When I started out on the blog, I spent some time showing some data sets that would be easy to illustrate statistical concepts. It’s easier to show someone how something works with something familiar than with something they’ve never thought about before.
Need a quick illustration to share with someone about how to summarize a variable in Minitab? See if they have a magazine on their desk, and evaluate it for line length.
Pick a few lines in the middle of paragraphs and count the number of characters per line. Using a formal random sample would be best, but in my experience, you can get by with a cluster sample. For a cluster sample in this context, randomly select a few paragraphs and then count up the number of characters in all of the lines except the first and last lines. (The first and last lines will tend to be shorter. Most magazines indent first lines. Last lines end where the sentence ends, rather than where the column ends.)
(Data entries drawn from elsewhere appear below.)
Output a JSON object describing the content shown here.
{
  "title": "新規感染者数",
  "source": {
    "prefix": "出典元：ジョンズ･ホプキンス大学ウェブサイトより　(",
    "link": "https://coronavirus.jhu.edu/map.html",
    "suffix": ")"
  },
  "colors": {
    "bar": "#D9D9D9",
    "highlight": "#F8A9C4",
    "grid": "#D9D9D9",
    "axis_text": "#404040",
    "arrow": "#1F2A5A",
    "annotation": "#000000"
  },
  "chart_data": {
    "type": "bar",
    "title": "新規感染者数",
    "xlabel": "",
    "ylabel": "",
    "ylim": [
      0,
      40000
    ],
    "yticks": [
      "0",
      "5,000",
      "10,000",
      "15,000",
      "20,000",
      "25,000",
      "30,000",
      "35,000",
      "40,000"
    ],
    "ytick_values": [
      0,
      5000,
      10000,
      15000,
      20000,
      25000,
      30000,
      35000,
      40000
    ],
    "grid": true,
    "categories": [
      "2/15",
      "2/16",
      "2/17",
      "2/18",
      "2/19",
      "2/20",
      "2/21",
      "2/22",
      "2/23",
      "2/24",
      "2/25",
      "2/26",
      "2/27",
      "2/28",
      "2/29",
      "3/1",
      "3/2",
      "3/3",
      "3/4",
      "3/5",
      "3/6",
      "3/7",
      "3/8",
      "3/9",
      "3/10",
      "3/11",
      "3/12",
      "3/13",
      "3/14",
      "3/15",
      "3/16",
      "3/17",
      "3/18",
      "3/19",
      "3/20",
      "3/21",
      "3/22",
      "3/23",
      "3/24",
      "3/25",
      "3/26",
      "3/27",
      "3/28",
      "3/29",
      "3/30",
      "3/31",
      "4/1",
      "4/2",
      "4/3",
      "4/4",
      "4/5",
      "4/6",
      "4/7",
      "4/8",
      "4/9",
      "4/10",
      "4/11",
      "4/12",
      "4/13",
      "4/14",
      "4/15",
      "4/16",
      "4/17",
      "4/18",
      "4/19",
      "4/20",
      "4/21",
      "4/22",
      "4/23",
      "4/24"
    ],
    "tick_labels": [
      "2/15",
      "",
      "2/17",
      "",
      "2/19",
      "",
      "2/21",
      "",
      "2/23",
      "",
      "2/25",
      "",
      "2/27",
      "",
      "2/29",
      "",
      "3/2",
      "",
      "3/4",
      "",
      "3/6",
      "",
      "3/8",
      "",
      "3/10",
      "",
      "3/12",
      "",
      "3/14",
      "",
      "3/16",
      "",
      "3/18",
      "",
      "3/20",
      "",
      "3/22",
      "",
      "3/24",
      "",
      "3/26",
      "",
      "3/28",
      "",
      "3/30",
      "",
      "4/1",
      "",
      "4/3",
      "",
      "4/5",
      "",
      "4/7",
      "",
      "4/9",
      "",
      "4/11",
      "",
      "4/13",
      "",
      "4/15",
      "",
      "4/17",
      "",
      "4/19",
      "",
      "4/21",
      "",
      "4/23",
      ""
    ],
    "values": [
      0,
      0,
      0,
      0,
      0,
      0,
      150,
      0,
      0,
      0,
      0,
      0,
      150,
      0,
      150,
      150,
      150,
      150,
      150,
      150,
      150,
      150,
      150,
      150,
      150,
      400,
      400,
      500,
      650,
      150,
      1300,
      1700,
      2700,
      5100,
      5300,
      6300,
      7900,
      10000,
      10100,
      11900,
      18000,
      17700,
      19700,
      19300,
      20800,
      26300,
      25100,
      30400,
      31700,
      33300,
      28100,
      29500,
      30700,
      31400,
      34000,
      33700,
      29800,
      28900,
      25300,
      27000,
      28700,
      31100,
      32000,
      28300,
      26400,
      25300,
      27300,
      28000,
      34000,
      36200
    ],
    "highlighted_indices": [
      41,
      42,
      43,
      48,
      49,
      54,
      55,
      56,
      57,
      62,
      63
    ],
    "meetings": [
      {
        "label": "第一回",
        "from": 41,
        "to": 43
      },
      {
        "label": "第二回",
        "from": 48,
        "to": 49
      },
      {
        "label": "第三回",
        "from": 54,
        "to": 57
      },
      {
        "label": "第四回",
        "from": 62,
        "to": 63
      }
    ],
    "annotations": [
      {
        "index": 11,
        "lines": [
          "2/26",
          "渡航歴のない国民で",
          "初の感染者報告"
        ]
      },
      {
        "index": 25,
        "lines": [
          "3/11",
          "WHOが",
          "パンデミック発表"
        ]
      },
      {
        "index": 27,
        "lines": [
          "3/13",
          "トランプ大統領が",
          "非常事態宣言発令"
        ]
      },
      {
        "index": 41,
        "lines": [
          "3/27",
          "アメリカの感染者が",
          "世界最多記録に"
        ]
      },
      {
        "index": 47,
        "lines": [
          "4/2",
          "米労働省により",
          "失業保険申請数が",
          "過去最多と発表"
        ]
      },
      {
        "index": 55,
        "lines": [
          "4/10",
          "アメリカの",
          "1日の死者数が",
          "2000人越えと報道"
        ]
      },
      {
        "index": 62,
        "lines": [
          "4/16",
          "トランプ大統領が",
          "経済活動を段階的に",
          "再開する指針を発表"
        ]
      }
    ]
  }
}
The sample in this illustration is from Newsweek’s recent article “Is the Pope Catholic?” (I used the tablet version, not the online article, for the data.)
Make Everything Clear—The Assistant Menu
In Minitab, the most complete way to summarize your data is with the Assistant menu. In Minitab, select Assistant > Graphical Analysis > Graphical Summary. With this tool, you don’t just get a graphical summary. You get everything you’ve come to expect from the Assistant to help you understand your data. Minitab evaluates your sample size and checks for outliers on the Report Card.
Then, the Diagnostic Report shows you graphs that let you compare visualize outliers and the shape of your data.
The Summary Report includes descriptive statistics, confidence intervals for common statistics, a normality test, and graphs—everything that you need to present your summary to others so that they’ll understand what’s important about the data.
So what’s important about these data? While I didn't do a capability analysis, Newsweek's probably doing a good job. Print magazines are generally designed so that the line lengths enhance legibility for readers. Although there are many factors to consider, 50 to 60 characters per line is usually a reasonable target. The minimum line length in these sample is 50, no smaller than it should be. Only 6 of the values out of 50 samples are higher than 60, and those are all 61. It’s pretty easy to see on this histogram that the spread of the values is right where you’d want it to be.
Get what you need when you summarize data
With Minitab’s Assistant, the data summary that you need is ready at a moment’s notice. You get the guidance you need to be confident that what you’re presenting is everything you need to make smart decisions.